Chrispeels M J, Higgins T J, Craig S, Spencer D
J Cell Biol. 1982 Apr;93(1):5-14. doi: 10.1083/jcb.93.1.5.
Developing pea (Pisum sativum L.) cotyledons were labeled with radioactive amino acids, glucosamine, and mannose in pulse an pulse-chase experiments to study the synthesis, glycosylation, and transport of the reserve proteins vicilin and legumin to the protein bodies. Tissue extracts were fractionated on sucrose gradients to isolate either the endoplasmic reticulum (ER) or the protein bodies. Immunoaffinity gels were used to determine radioactivity in the reserve proteins (legumin and vicilin). After pulse-labeling for 45 min with amino acids, about half the total incorporated radioactivity coincided closely with the position of the ER marker enzyme NADH-cytochrome c reductase at a density of 1.13 g . cm-3 on the sucrose gradient. Both radioactivity and enzyme activity shifted to a density of 1.18 g . cm-3 in the presence of 3 mM MgCl2 indicating that the radioactive proteins were associated with the rough ER. Approximately half of the incorporated radioactivity associated with the rough ER was in newly synthesized reserve protein and this accounted for 80% of the reserve protein synthesized in 45 min. Trypsin digestion experiments indicated that these proteins were sequestered within the ER. In pulse-chase experiments, the reserve proteins in the ER became radioactive without appreciable lag and radioactivity chased out of the ER with a half-life of 90 min. Radioactive reserve proteins became associated with a protein body-rich fraction 20-30 min after their synthesis and sequestration by the ER. Pulse-chase experiments with radioactive glucosamine and mannose in the presence and absence of tunicamycin indicated that glycosylation of vicilin occurs in the ER. However, glycosylation is not a prerequisite for transport of vicilin from ER to protein bodies.
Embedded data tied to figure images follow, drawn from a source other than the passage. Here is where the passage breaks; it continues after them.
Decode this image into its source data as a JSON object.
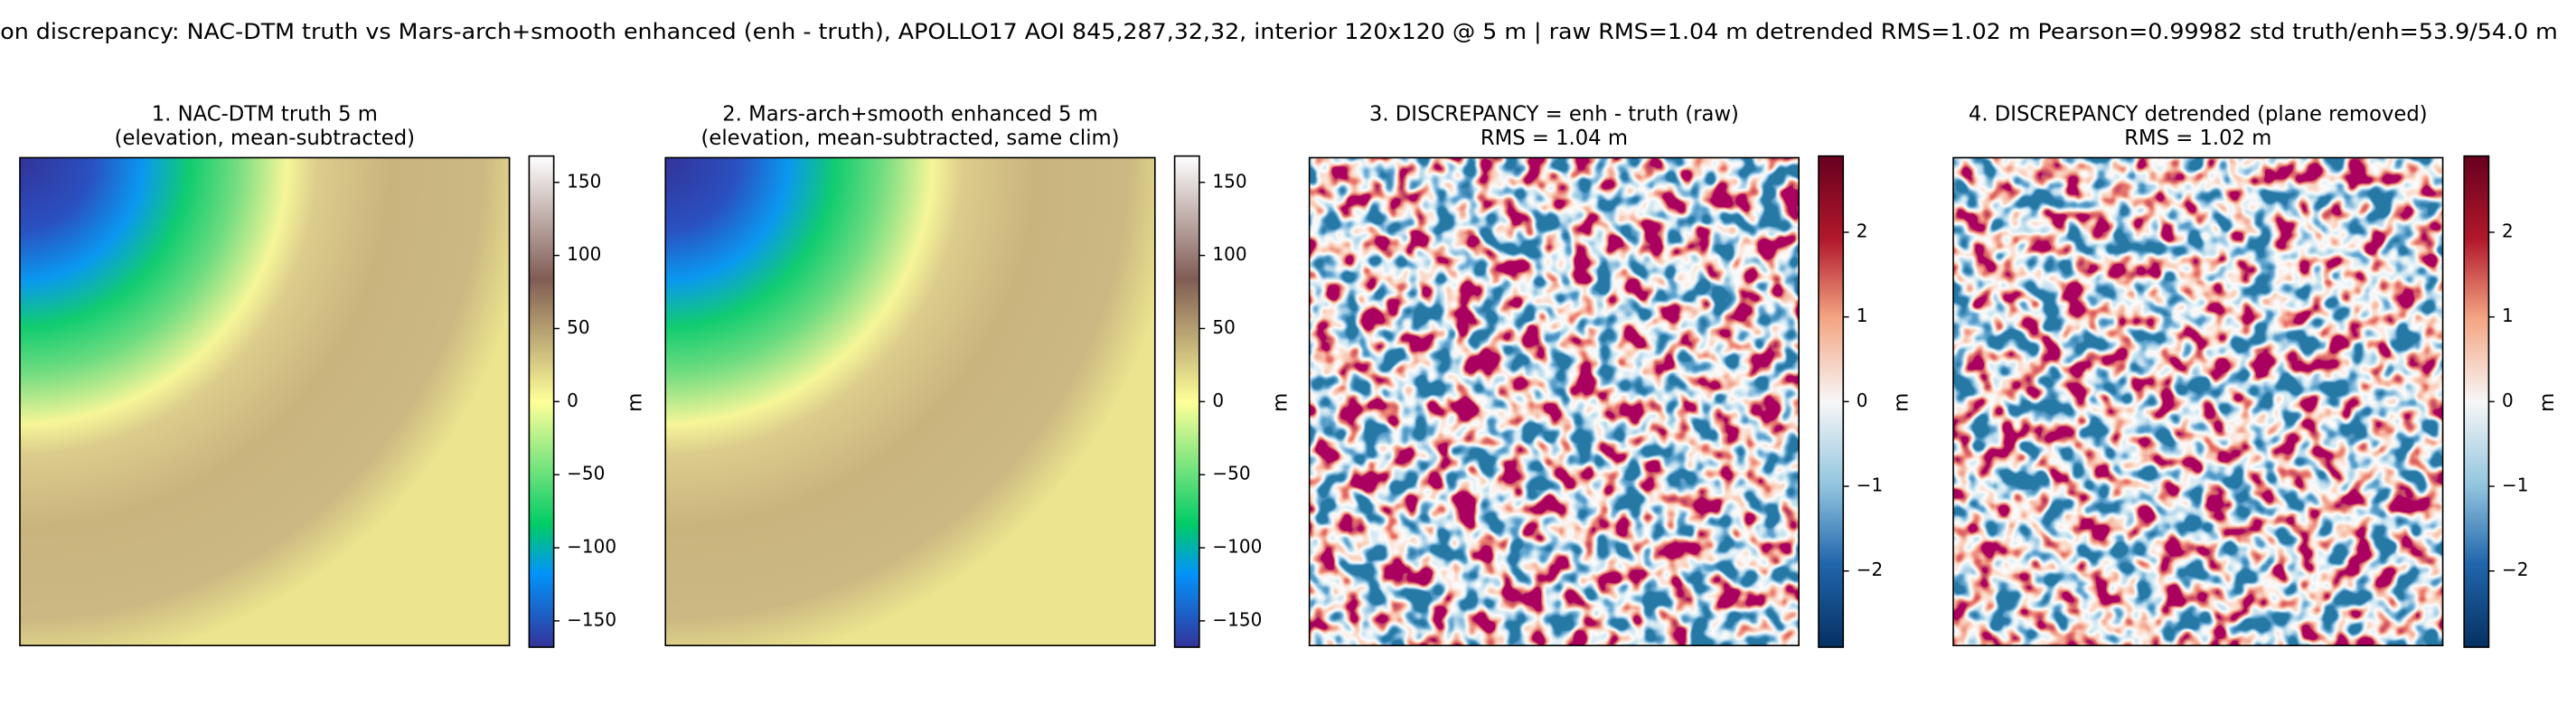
{
  "title": "on discrepancy: NAC-DTM truth vs Mars-arch+smooth enhanced (enh - truth), APOLLO17 AOI 845,287,32,32, interior 120x120 @ 5 m  |  raw RMS=1.04 m  detrended RMS=1.02 m  Pearson=0.99982  std truth/enh=53.9/54.0 m",
  "chart_data": [
    {
      "type": "heatmap",
      "title": "1. NAC-DTM truth 5 m",
      "subtitle": "(elevation, mean-subtracted)",
      "colormap": "terrain",
      "colorbar": {
        "label": "m",
        "ylim": [
          -168,
          168
        ],
        "yticks": [
          {
            "value": -150,
            "label": "−150"
          },
          {
            "value": -100,
            "label": "−100"
          },
          {
            "value": -50,
            "label": "−50"
          },
          0,
          50,
          100,
          150
        ]
      }
    },
    {
      "type": "heatmap",
      "title": "2. Mars-arch+smooth enhanced 5 m",
      "subtitle": "(elevation, mean-subtracted, same clim)",
      "colormap": "terrain",
      "colorbar": {
        "label": "m",
        "ylim": [
          -168,
          168
        ],
        "yticks": [
          {
            "value": -150,
            "label": "−150"
          },
          {
            "value": -100,
            "label": "−100"
          },
          {
            "value": -50,
            "label": "−50"
          },
          0,
          50,
          100,
          150
        ]
      }
    },
    {
      "type": "heatmap",
      "title": "3. DISCREPANCY = enh - truth (raw)",
      "subtitle": "RMS = 1.04 m",
      "colormap": "RdBu_r",
      "colorbar": {
        "label": "m",
        "ylim": [
          -2.9,
          2.9
        ],
        "yticks": [
          {
            "value": -2,
            "label": "−2"
          },
          {
            "value": -1,
            "label": "−1"
          },
          0,
          1,
          2
        ]
      }
    },
    {
      "type": "heatmap",
      "title": "4. DISCREPANCY detrended (plane removed)",
      "subtitle": "RMS = 1.02 m",
      "colormap": "RdBu_r",
      "colorbar": {
        "label": "m",
        "ylim": [
          -2.9,
          2.9
        ],
        "yticks": [
          {
            "value": -2,
            "label": "−2"
          },
          {
            "value": -1,
            "label": "−1"
          },
          0,
          1,
          2
        ]
      }
    }
  ]
}
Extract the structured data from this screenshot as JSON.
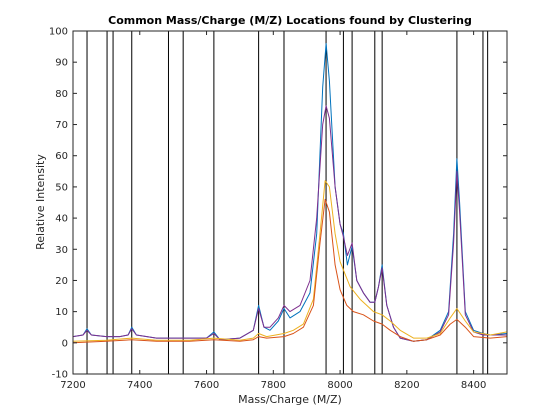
{
  "chart_data": {
    "type": "line",
    "title": "Common Mass/Charge (M/Z) Locations found by Clustering",
    "xlabel": "Mass/Charge (M/Z)",
    "ylabel": "Relative Intensity",
    "xlim": [
      7200,
      8500
    ],
    "ylim": [
      -10,
      100
    ],
    "xticks": [
      7200,
      7400,
      7600,
      7800,
      8000,
      8200,
      8400
    ],
    "yticks": [
      -10,
      0,
      10,
      20,
      30,
      40,
      50,
      60,
      70,
      80,
      90,
      100
    ],
    "grid": false,
    "legend": "none",
    "cluster_lines": [
      7242,
      7302,
      7320,
      7376,
      7486,
      7530,
      7622,
      7756,
      7832,
      7958,
      8010,
      8036,
      8104,
      8126,
      8350,
      8428,
      8442
    ],
    "series": [
      {
        "color": "#0072bd",
        "points": [
          [
            7200,
            2
          ],
          [
            7230,
            2.5
          ],
          [
            7242,
            4.5
          ],
          [
            7255,
            2.5
          ],
          [
            7300,
            2
          ],
          [
            7340,
            2
          ],
          [
            7365,
            2.5
          ],
          [
            7376,
            5
          ],
          [
            7390,
            2.5
          ],
          [
            7450,
            1.5
          ],
          [
            7486,
            1.5
          ],
          [
            7530,
            1.5
          ],
          [
            7600,
            1.5
          ],
          [
            7622,
            3.5
          ],
          [
            7640,
            1
          ],
          [
            7700,
            1.5
          ],
          [
            7740,
            4
          ],
          [
            7756,
            12
          ],
          [
            7772,
            5
          ],
          [
            7790,
            4
          ],
          [
            7815,
            7
          ],
          [
            7832,
            11
          ],
          [
            7850,
            8
          ],
          [
            7880,
            10
          ],
          [
            7910,
            16
          ],
          [
            7930,
            35
          ],
          [
            7948,
            82
          ],
          [
            7958,
            96
          ],
          [
            7968,
            84
          ],
          [
            7985,
            50
          ],
          [
            8000,
            38
          ],
          [
            8010,
            35
          ],
          [
            8022,
            25
          ],
          [
            8036,
            31
          ],
          [
            8050,
            20
          ],
          [
            8070,
            16
          ],
          [
            8090,
            13
          ],
          [
            8104,
            13
          ],
          [
            8115,
            18
          ],
          [
            8126,
            25
          ],
          [
            8140,
            12
          ],
          [
            8160,
            5
          ],
          [
            8180,
            1.5
          ],
          [
            8220,
            0.5
          ],
          [
            8260,
            1
          ],
          [
            8300,
            4
          ],
          [
            8325,
            10
          ],
          [
            8340,
            35
          ],
          [
            8350,
            59
          ],
          [
            8358,
            45
          ],
          [
            8375,
            10
          ],
          [
            8400,
            4
          ],
          [
            8428,
            3
          ],
          [
            8450,
            2.5
          ],
          [
            8500,
            3
          ]
        ]
      },
      {
        "color": "#7e2f8e",
        "points": [
          [
            7200,
            2
          ],
          [
            7230,
            2.5
          ],
          [
            7242,
            4
          ],
          [
            7255,
            2.5
          ],
          [
            7300,
            2
          ],
          [
            7340,
            2
          ],
          [
            7365,
            2.5
          ],
          [
            7376,
            4.5
          ],
          [
            7390,
            2.5
          ],
          [
            7450,
            1.5
          ],
          [
            7486,
            1.5
          ],
          [
            7530,
            1.5
          ],
          [
            7600,
            1.5
          ],
          [
            7622,
            3
          ],
          [
            7640,
            1
          ],
          [
            7700,
            1.5
          ],
          [
            7740,
            4
          ],
          [
            7756,
            11
          ],
          [
            7772,
            5
          ],
          [
            7790,
            5
          ],
          [
            7815,
            8
          ],
          [
            7832,
            12
          ],
          [
            7850,
            10
          ],
          [
            7880,
            12
          ],
          [
            7910,
            20
          ],
          [
            7930,
            40
          ],
          [
            7948,
            70
          ],
          [
            7958,
            76
          ],
          [
            7968,
            72
          ],
          [
            7985,
            50
          ],
          [
            8000,
            38
          ],
          [
            8010,
            34
          ],
          [
            8022,
            28
          ],
          [
            8036,
            32
          ],
          [
            8050,
            20
          ],
          [
            8070,
            16
          ],
          [
            8090,
            13
          ],
          [
            8104,
            13
          ],
          [
            8115,
            18
          ],
          [
            8126,
            24
          ],
          [
            8140,
            12
          ],
          [
            8160,
            5
          ],
          [
            8180,
            1.5
          ],
          [
            8220,
            0.5
          ],
          [
            8260,
            1
          ],
          [
            8300,
            3.5
          ],
          [
            8325,
            9
          ],
          [
            8340,
            32
          ],
          [
            8350,
            55
          ],
          [
            8358,
            42
          ],
          [
            8375,
            9
          ],
          [
            8400,
            3.5
          ],
          [
            8428,
            2.5
          ],
          [
            8450,
            2.5
          ],
          [
            8500,
            2.5
          ]
        ]
      },
      {
        "color": "#edb120",
        "points": [
          [
            7200,
            0.5
          ],
          [
            7300,
            0.8
          ],
          [
            7376,
            1.5
          ],
          [
            7450,
            0.8
          ],
          [
            7550,
            0.8
          ],
          [
            7622,
            1.5
          ],
          [
            7700,
            0.8
          ],
          [
            7740,
            1.5
          ],
          [
            7756,
            3
          ],
          [
            7780,
            2
          ],
          [
            7832,
            3
          ],
          [
            7860,
            4
          ],
          [
            7890,
            6
          ],
          [
            7920,
            14
          ],
          [
            7940,
            35
          ],
          [
            7955,
            52
          ],
          [
            7968,
            50
          ],
          [
            7985,
            35
          ],
          [
            8000,
            26
          ],
          [
            8030,
            18
          ],
          [
            8060,
            14
          ],
          [
            8100,
            10
          ],
          [
            8126,
            9
          ],
          [
            8150,
            7
          ],
          [
            8180,
            4
          ],
          [
            8220,
            1.5
          ],
          [
            8260,
            1.5
          ],
          [
            8300,
            3
          ],
          [
            8330,
            8
          ],
          [
            8350,
            11
          ],
          [
            8375,
            7
          ],
          [
            8400,
            3.5
          ],
          [
            8450,
            2.5
          ],
          [
            8500,
            3.5
          ]
        ]
      },
      {
        "color": "#d95319",
        "points": [
          [
            7200,
            0
          ],
          [
            7300,
            0.5
          ],
          [
            7376,
            1
          ],
          [
            7450,
            0.5
          ],
          [
            7550,
            0.5
          ],
          [
            7622,
            1
          ],
          [
            7700,
            0.5
          ],
          [
            7740,
            1
          ],
          [
            7756,
            2
          ],
          [
            7780,
            1.5
          ],
          [
            7832,
            2
          ],
          [
            7860,
            3
          ],
          [
            7890,
            5
          ],
          [
            7920,
            12
          ],
          [
            7940,
            32
          ],
          [
            7955,
            46
          ],
          [
            7968,
            42
          ],
          [
            7985,
            25
          ],
          [
            8000,
            17
          ],
          [
            8020,
            12
          ],
          [
            8040,
            10
          ],
          [
            8070,
            9
          ],
          [
            8100,
            7
          ],
          [
            8126,
            6
          ],
          [
            8150,
            4
          ],
          [
            8180,
            2
          ],
          [
            8220,
            0.5
          ],
          [
            8260,
            1
          ],
          [
            8300,
            2.5
          ],
          [
            8330,
            6
          ],
          [
            8350,
            7.5
          ],
          [
            8375,
            5
          ],
          [
            8400,
            2
          ],
          [
            8450,
            1.5
          ],
          [
            8500,
            2
          ]
        ]
      }
    ]
  }
}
Examination of the reserve protein polypeptides by SDS PAGE followed by fluorography showed that isolated ER contained legumin precursors (Mr 60,000-65,000) but not the polypeptides present in mature legumin (Mr 40,000 and 19,000) as well as the higher molecular weight polypeptides of vicilin (Mr 75,000, 70,000, 50,000, and 49,000). The smaller polypeptides of vicilin present in vicilin extracted from protein bodies (Mr 12,000-34,000) were absent from the ER. The results show that newly synthesized reserve proteins are preferentially and transiently sequestered within the ER before they move to the protein bodies, and that the ER is the site of storage protein glycosylation.
在脉冲和脉冲追踪实验中,用放射性氨基酸、葡糖胺和甘露糖标记发育中的豌豆(Pisum sativum L.)子叶,以研究贮藏蛋白豌豆球蛋白和豆球蛋白的合成、糖基化以及向蛋白体的转运。将组织提取物在蔗糖梯度上进行分级分离,以分离内质网(ER)或蛋白体。使用免疫亲和凝胶来测定贮藏蛋白(豆球蛋白和豌豆球蛋白)中的放射性。用氨基酸脉冲标记45分钟后,大约一半的总掺入放射性与内质网标记酶NADH - 细胞色素c还原酶在蔗糖梯度上密度为1.13 g·cm⁻³处的位置紧密重合。在3 mM MgCl₂存在下,放射性和酶活性均转移至密度为1.18 g·cm⁻³处,表明放射性蛋白与粗面内质网相关。与粗面内质网相关的掺入放射性中约一半存在于新合成的贮藏蛋白中,这占45分钟内合成的贮藏蛋白的80%。胰蛋白酶消化实验表明这些蛋白被隔离在内质网内。在脉冲追踪实验中,内质网中的贮藏蛋白迅速变得具有放射性,且放射性以90分钟的半衰期从内质网中被追踪出来。放射性贮藏蛋白在被内质网合成和隔离后20 - 30分钟与富含蛋白体的部分相关联。在有和没有衣霉素存在的情况下用放射性葡糖胺和甘露糖进行脉冲追踪实验表明,豌豆球蛋白的糖基化发生在内质网中。然而,糖基化不是豌豆球蛋白从内质网转运到蛋白体的先决条件。通过SDS - PAGE随后进行荧光自显影检查贮藏蛋白多肽表明,分离的内质网含有豌豆球蛋白前体(Mr 60,000 - 65,000),但不含有成熟豌豆球蛋白中存在的多肽(Mr 40,000和19,000)以及豌豆球蛋白的高分子量多肽(Mr 75,000、70,000、50,000和49,000)。从蛋白体中提取的豌豆球蛋白中存在的较小的豌豆球蛋白多肽(Mr 12,000 - 34,000)在内质网中不存在。结果表明,新合成的贮藏蛋白在转移到蛋白体之前优先且短暂地被隔离在内质网中,并且内质网是贮藏蛋白糖基化的场所。